In Pakistan, the armageddon of antibiotic resistance have already prevailed. Studies have shown that developing countries like Pakistan, Afghanistan, India, Bangladesh, Uganda and Kenya have high level of antimicrobial resistance. Antibiotics are prescribed to nearly 7 percent patients here. Moreover, over the counter availability of antibiotics is an alarming concern. On the other hand, lack of education is a major hurdle. People in developing countries are habitual to self-medication and are thus more prone to irrational drug combination and overuse of the antimicrobials. This may have severe consequences for their individual as well as community health. US Centre for Disease Control estimated that 23,000 Americans death per year is attributed to antibiotic resistance. The economic cost of such infections costs more than 20$ billion per year (CDC sources). This problem is soaring in developing nations with even greater magnitude, and if not stopped, future is awaiting us. This evil can surpass our economic potential and we may never be able to recover.
The COVID-19 is exacerbating the indiscriminate misuse of antibiotics. Some countries proclaimed the efficacy of azithromycin and hydroxychloroquine in COVID-19 despite no scientific approval. Azithromycin overuse was observed during the spike of COVID-19 pandemic. This may lead to the complications in the treatment of significantly drug resistance typhoid (XDR) in Pakistan especially. Studies also have depicted the over prescription of antibiotics in case of telemedicine during pandemic. This malpractice should be properly address and prudent use of antibiotics must be discouraged. Overcrowding in hospital during the spike of pandemic, made a setback to the antimicrobial stewardship programmes.

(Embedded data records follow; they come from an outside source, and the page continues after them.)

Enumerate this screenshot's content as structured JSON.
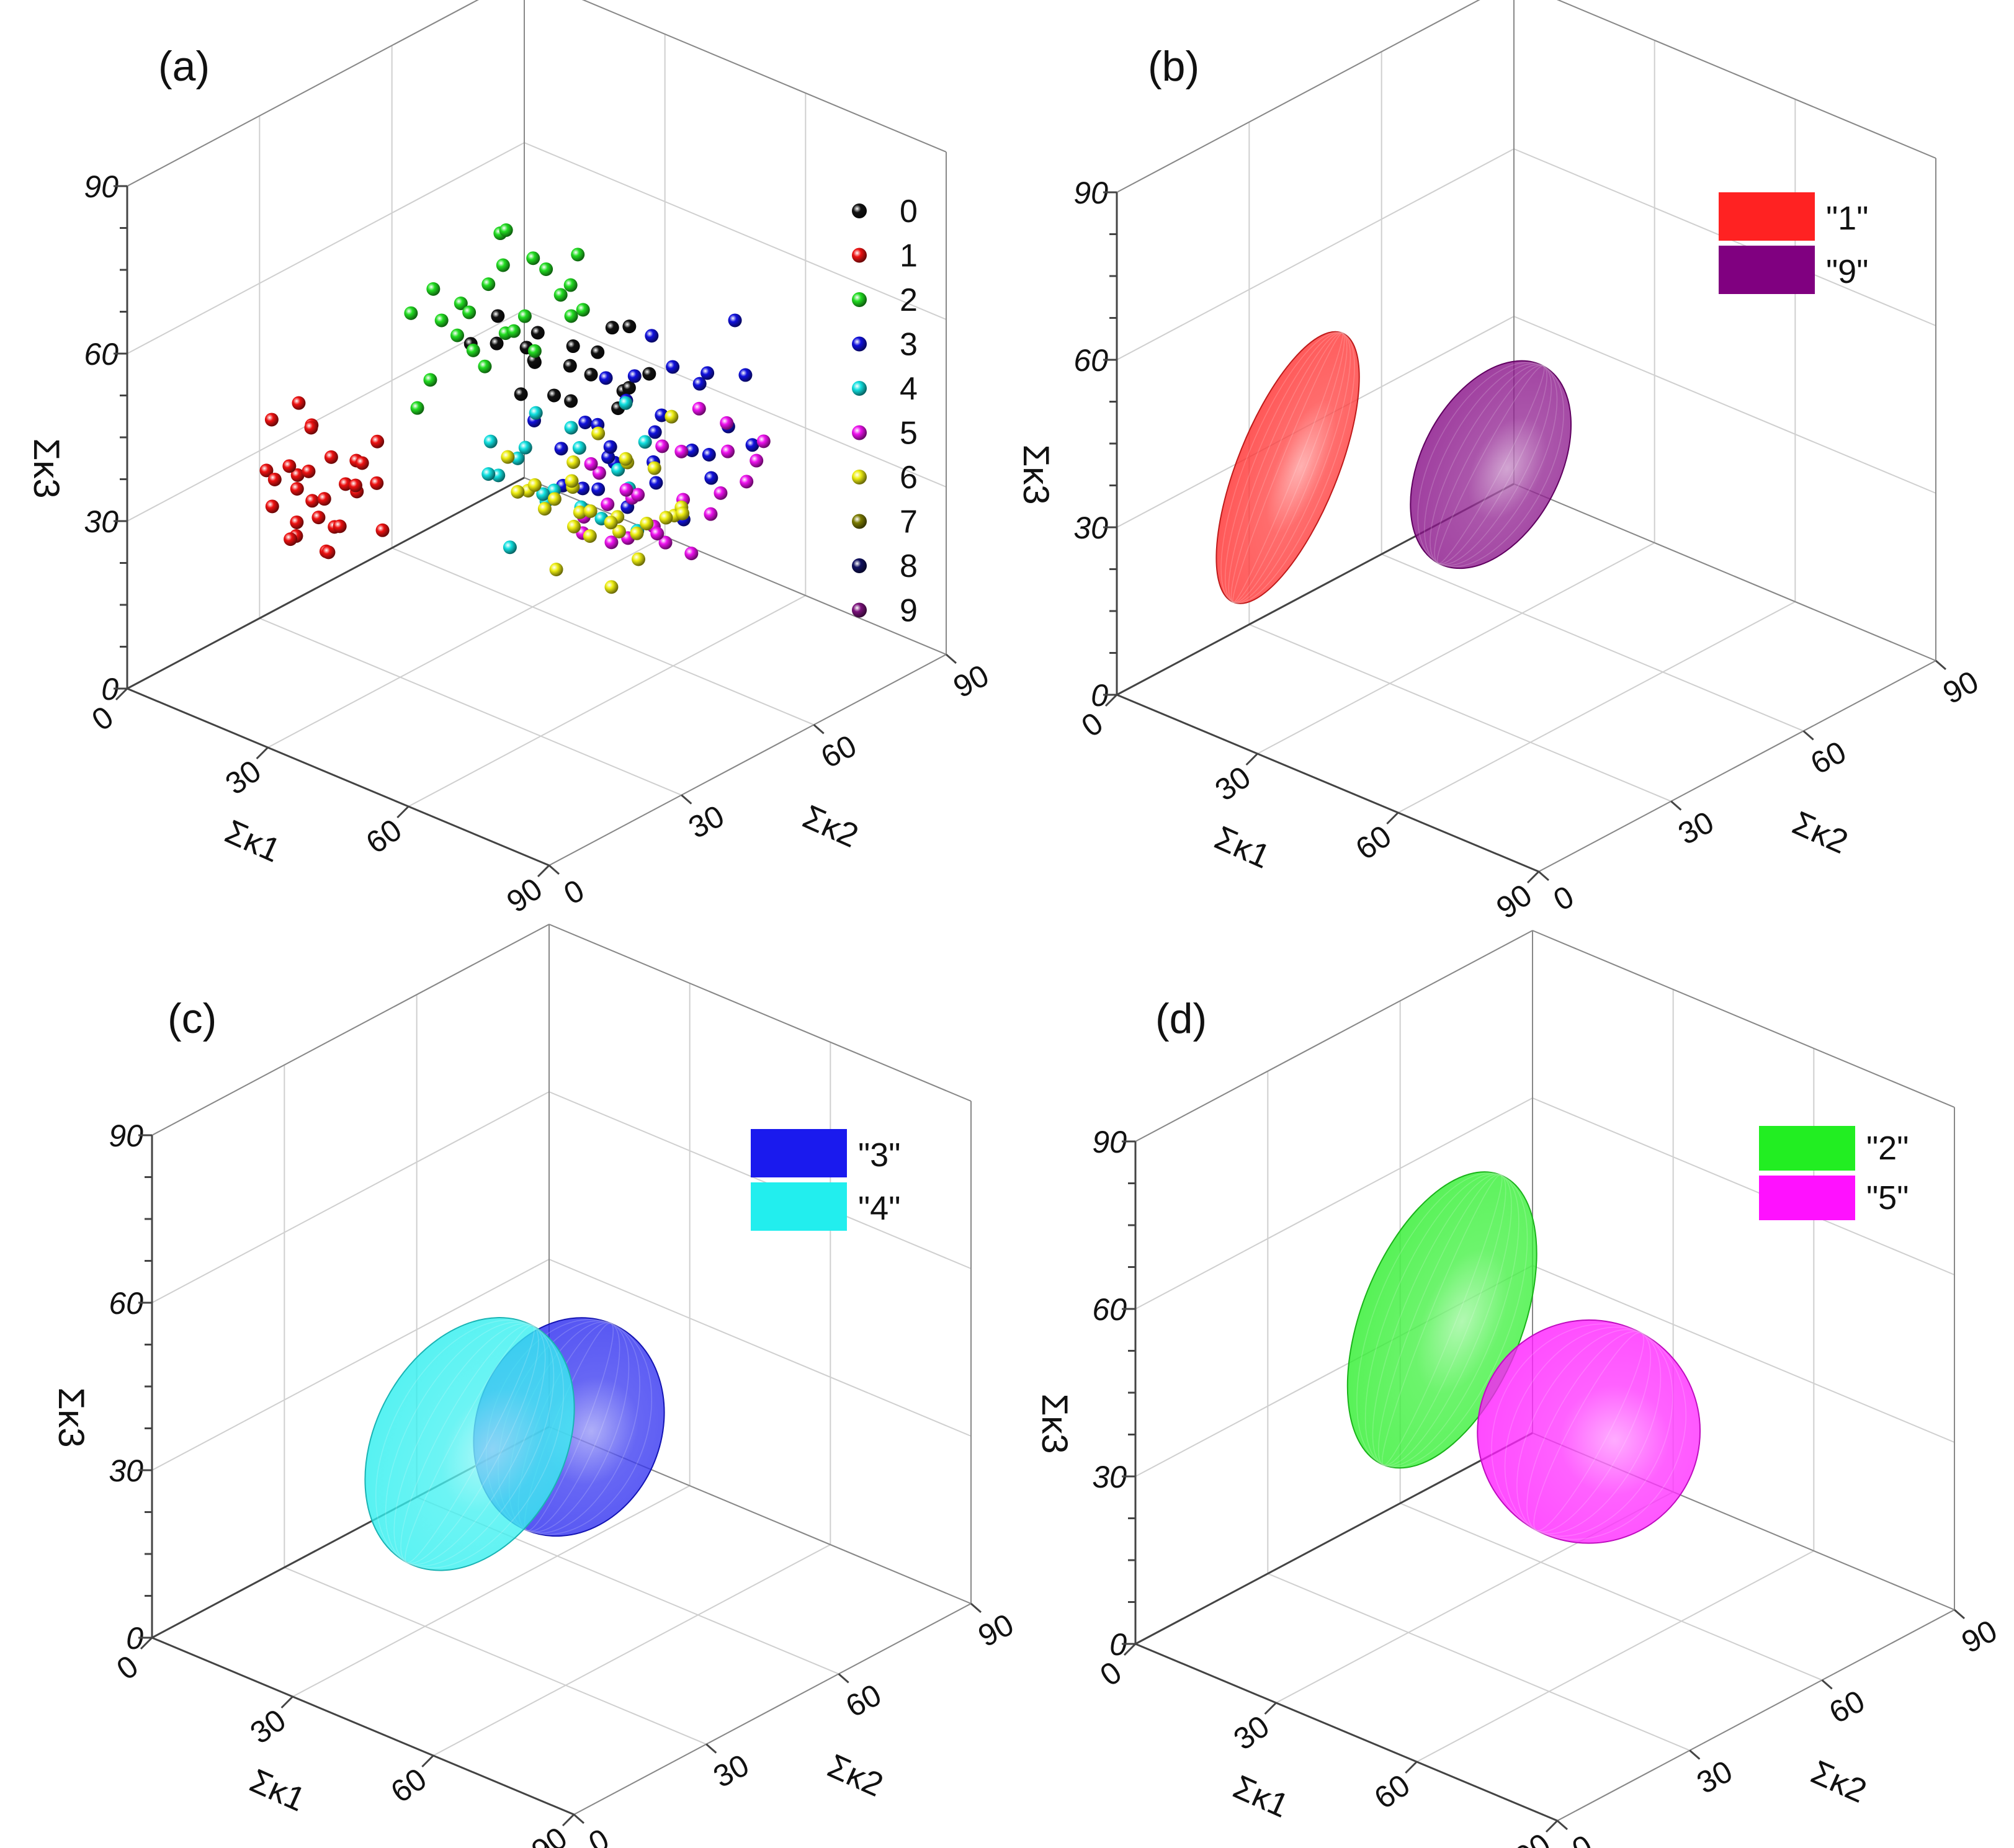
{
  "chart_data": [
    {
      "panel_label": "(a)",
      "type": "scatter",
      "xlabel": "Σκ1",
      "ylabel": "Σκ2",
      "zlabel": "Σκ3",
      "xlim": [
        0,
        90
      ],
      "ylim": [
        0,
        90
      ],
      "zlim": [
        0,
        90
      ],
      "ticks": [
        "0",
        "30",
        "60",
        "90"
      ],
      "grid": true,
      "legend_position": "top-right",
      "series": [
        {
          "name": "0",
          "color": "#111111",
          "points": [
            [
              38,
              52,
              50
            ],
            [
              35,
              55,
              48
            ],
            [
              44,
              50,
              47
            ],
            [
              50,
              52,
              52
            ],
            [
              40,
              48,
              55
            ],
            [
              33,
              58,
              51
            ],
            [
              42,
              62,
              49
            ],
            [
              52,
              56,
              45
            ],
            [
              30,
              46,
              53
            ],
            [
              47,
              60,
              56
            ],
            [
              55,
              54,
              50
            ],
            [
              36,
              51,
              44
            ],
            [
              41,
              57,
              42
            ],
            [
              49,
              49,
              58
            ],
            [
              60,
              50,
              54
            ],
            [
              28,
              54,
              49
            ],
            [
              45,
              66,
              53
            ],
            [
              38,
              60,
              46
            ],
            [
              53,
              62,
              49
            ],
            [
              32,
              50,
              57
            ]
          ]
        },
        {
          "name": "1",
          "color": "#ee1111",
          "points": [
            [
              10,
              28,
              30
            ],
            [
              12,
              24,
              34
            ],
            [
              8,
              30,
              26
            ],
            [
              15,
              26,
              28
            ],
            [
              18,
              22,
              36
            ],
            [
              11,
              33,
              24
            ],
            [
              14,
              18,
              30
            ],
            [
              20,
              25,
              38
            ],
            [
              9,
              22,
              33
            ],
            [
              16,
              30,
              22
            ],
            [
              13,
              28,
              40
            ],
            [
              22,
              20,
              30
            ],
            [
              17,
              34,
              27
            ],
            [
              24,
              24,
              35
            ],
            [
              12,
              20,
              44
            ],
            [
              19,
              28,
              24
            ],
            [
              7,
              26,
              29
            ],
            [
              25,
              30,
              33
            ],
            [
              21,
              16,
              28
            ],
            [
              15,
              36,
              31
            ],
            [
              28,
              22,
              37
            ],
            [
              18,
              26,
              20
            ],
            [
              11,
              30,
              38
            ],
            [
              26,
              18,
              26
            ],
            [
              14,
              24,
              46
            ],
            [
              30,
              26,
              28
            ],
            [
              20,
              32,
              34
            ],
            [
              23,
              14,
              32
            ],
            [
              16,
              20,
              24
            ],
            [
              27,
              28,
              42
            ]
          ]
        },
        {
          "name": "2",
          "color": "#22dd22",
          "points": [
            [
              26,
              48,
              58
            ],
            [
              24,
              52,
              54
            ],
            [
              30,
              50,
              62
            ],
            [
              28,
              56,
              50
            ],
            [
              22,
              46,
              60
            ],
            [
              34,
              54,
              56
            ],
            [
              32,
              58,
              64
            ],
            [
              20,
              50,
              52
            ],
            [
              36,
              60,
              58
            ],
            [
              29,
              44,
              55
            ],
            [
              25,
              58,
              66
            ],
            [
              38,
              52,
              52
            ],
            [
              31,
              62,
              60
            ],
            [
              27,
              40,
              48
            ],
            [
              35,
              48,
              68
            ],
            [
              23,
              54,
              46
            ],
            [
              40,
              58,
              62
            ],
            [
              33,
              46,
              50
            ],
            [
              21,
              42,
              57
            ],
            [
              37,
              64,
              54
            ],
            [
              30,
              54,
              70
            ],
            [
              26,
              60,
              48
            ],
            [
              42,
              56,
              58
            ],
            [
              28,
              36,
              45
            ],
            [
              34,
              66,
              62
            ]
          ]
        },
        {
          "name": "3",
          "color": "#1111dd",
          "points": [
            [
              45,
              56,
              40
            ],
            [
              50,
              60,
              44
            ],
            [
              55,
              52,
              38
            ],
            [
              48,
              64,
              46
            ],
            [
              58,
              58,
              42
            ],
            [
              42,
              62,
              36
            ],
            [
              60,
              66,
              48
            ],
            [
              52,
              48,
              34
            ],
            [
              46,
              70,
              50
            ],
            [
              64,
              60,
              40
            ],
            [
              38,
              58,
              32
            ],
            [
              56,
              72,
              46
            ],
            [
              62,
              54,
              36
            ],
            [
              44,
              52,
              30
            ],
            [
              68,
              64,
              44
            ],
            [
              50,
              68,
              38
            ],
            [
              40,
              66,
              42
            ],
            [
              58,
              62,
              52
            ],
            [
              54,
              56,
              28
            ],
            [
              66,
              70,
              50
            ],
            [
              48,
              58,
              34
            ],
            [
              70,
              58,
              38
            ],
            [
              36,
              54,
              38
            ],
            [
              60,
              74,
              56
            ],
            [
              52,
              64,
              32
            ],
            [
              62,
              66,
              36
            ],
            [
              75,
              62,
              44
            ],
            [
              56,
              50,
              42
            ],
            [
              44,
              60,
              26
            ],
            [
              66,
              56,
              30
            ]
          ]
        },
        {
          "name": "4",
          "color": "#11e0e0",
          "points": [
            [
              40,
              46,
              36
            ],
            [
              44,
              50,
              30
            ],
            [
              36,
              52,
              34
            ],
            [
              48,
              44,
              32
            ],
            [
              42,
              56,
              38
            ],
            [
              50,
              50,
              28
            ],
            [
              34,
              48,
              30
            ],
            [
              46,
              54,
              26
            ],
            [
              38,
              42,
              40
            ],
            [
              52,
              56,
              34
            ],
            [
              56,
              48,
              30
            ],
            [
              40,
              60,
              32
            ],
            [
              30,
              50,
              28
            ],
            [
              54,
              60,
              38
            ],
            [
              44,
              40,
              24
            ],
            [
              48,
              62,
              42
            ],
            [
              58,
              54,
              26
            ],
            [
              36,
              56,
              24
            ],
            [
              60,
              50,
              36
            ],
            [
              42,
              48,
              44
            ]
          ]
        },
        {
          "name": "5",
          "color": "#ee11ee",
          "points": [
            [
              55,
              56,
              30
            ],
            [
              60,
              52,
              34
            ],
            [
              50,
              60,
              28
            ],
            [
              58,
              64,
              36
            ],
            [
              64,
              58,
              32
            ],
            [
              52,
              48,
              26
            ],
            [
              66,
              66,
              38
            ],
            [
              56,
              54,
              24
            ],
            [
              62,
              70,
              40
            ],
            [
              48,
              56,
              32
            ],
            [
              68,
              60,
              30
            ],
            [
              54,
              62,
              22
            ],
            [
              60,
              46,
              28
            ],
            [
              70,
              66,
              34
            ],
            [
              50,
              52,
              36
            ],
            [
              64,
              54,
              26
            ],
            [
              58,
              68,
              42
            ],
            [
              72,
              58,
              36
            ],
            [
              46,
              60,
              24
            ],
            [
              66,
              50,
              30
            ],
            [
              62,
              62,
              20
            ],
            [
              56,
              44,
              32
            ],
            [
              74,
              64,
              40
            ],
            [
              52,
              66,
              34
            ],
            [
              68,
              72,
              38
            ]
          ]
        },
        {
          "name": "6",
          "color": "#eeee11",
          "points": [
            [
              48,
              50,
              32
            ],
            [
              52,
              46,
              28
            ],
            [
              44,
              54,
              30
            ],
            [
              56,
              52,
              26
            ],
            [
              46,
              42,
              34
            ],
            [
              50,
              58,
              24
            ],
            [
              58,
              48,
              30
            ],
            [
              42,
              50,
              26
            ],
            [
              54,
              56,
              36
            ],
            [
              60,
              54,
              28
            ],
            [
              40,
              46,
              30
            ],
            [
              48,
              62,
              32
            ],
            [
              62,
              50,
              24
            ],
            [
              46,
              56,
              20
            ],
            [
              56,
              60,
              34
            ],
            [
              38,
              52,
              28
            ],
            [
              52,
              42,
              22
            ],
            [
              64,
              56,
              30
            ],
            [
              44,
              60,
              36
            ],
            [
              58,
              64,
              26
            ],
            [
              50,
              48,
              38
            ],
            [
              66,
              52,
              32
            ],
            [
              42,
              58,
              22
            ],
            [
              54,
              66,
              40
            ],
            [
              60,
              46,
              20
            ],
            [
              36,
              48,
              34
            ],
            [
              48,
              54,
              26
            ],
            [
              62,
              60,
              28
            ],
            [
              46,
              48,
              30
            ],
            [
              56,
              56,
              24
            ]
          ]
        },
        {
          "name": "7",
          "color": "#7a7a00",
          "points": []
        },
        {
          "name": "8",
          "color": "#101060",
          "points": []
        },
        {
          "name": "9",
          "color": "#7a127a",
          "points": []
        }
      ]
    },
    {
      "panel_label": "(b)",
      "type": "scatter",
      "xlabel": "Σκ1",
      "ylabel": "Σκ2",
      "zlabel": "Σκ3",
      "xlim": [
        0,
        90
      ],
      "ylim": [
        0,
        90
      ],
      "zlim": [
        0,
        90
      ],
      "ticks": [
        "0",
        "30",
        "60",
        "90"
      ],
      "grid": true,
      "legend_position": "top-right",
      "series": [
        {
          "name": "\"1\"",
          "color": "#ff2222",
          "center": [
            12,
            26,
            34
          ],
          "radius": [
            6,
            10,
            26
          ]
        },
        {
          "name": "\"9\"",
          "color": "#800080",
          "center": [
            28,
            55,
            28
          ],
          "radius": [
            8,
            14,
            20
          ]
        }
      ]
    },
    {
      "panel_label": "(c)",
      "type": "scatter",
      "xlabel": "Σκ1",
      "ylabel": "Σκ2",
      "zlabel": "Σκ3",
      "xlim": [
        0,
        90
      ],
      "ylim": [
        0,
        90
      ],
      "zlim": [
        0,
        90
      ],
      "ticks": [
        "0",
        "30",
        "60",
        "90"
      ],
      "grid": true,
      "legend_position": "top-right",
      "series": [
        {
          "name": "\"3\"",
          "color": "#1a1aee",
          "center": [
            40,
            52,
            30
          ],
          "radius": [
            14,
            16,
            20
          ]
        },
        {
          "name": "\"4\"",
          "color": "#22eeee",
          "center": [
            32,
            38,
            30
          ],
          "radius": [
            16,
            15,
            24
          ]
        }
      ]
    },
    {
      "panel_label": "(d)",
      "type": "scatter",
      "xlabel": "Σκ1",
      "ylabel": "Σκ2",
      "zlabel": "Σκ3",
      "xlim": [
        0,
        90
      ],
      "ylim": [
        0,
        90
      ],
      "zlim": [
        0,
        90
      ],
      "ticks": [
        "0",
        "30",
        "60",
        "90"
      ],
      "grid": true,
      "legend_position": "top-right",
      "series": [
        {
          "name": "\"2\"",
          "color": "#22ee22",
          "center": [
            24,
            44,
            48
          ],
          "radius": [
            12,
            14,
            28
          ]
        },
        {
          "name": "\"5\"",
          "color": "#ff11ff",
          "center": [
            44,
            56,
            30
          ],
          "radius": [
            16,
            20,
            20
          ]
        }
      ]
    }
  ]
}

Considering the complexity of antimicrobial resistance, it can never be tackled by one scientific domain or even by research alone, but it needs collaborative approach and a strong commitment. In 2015, World Health Organization adopted a global action plan to combat antimicrobial resistance. The global action plan on antimicrobial resistance sets out five strategic objectives: 1. to improve the awareness and understanding of antimicrobial resistance; 2. to strengthen knowledge through surveillance and research; 3. to reduce the incidence of infection; 4. to optimize the use of antimicrobial agents; and 5. to ensure sustainable investment in countering antimicrobial resistance. This way forward can be applied at international as well as national level.
Community engagement using a one-health approach can be significant to cope the wrath of antimicrobial resistance. Improve the awareness and understanding of antimicrobial resistance via training and education, improving national surveillance, carrying community based infection control programs, and appropriate and equitable use of antibiotics; can ensure commendable results. Legislative measures at national level can strictly monitor the use of antibiotics.
To put all in a nut shell, a comprehensive global as well as national plan is needed to combat the rage of antimicrobial resistance. The indiscriminate use of antimicrobials must be prohibited. Proper legislation in this regard, must be executed. Wits for the rational use of antimicrobials must exist.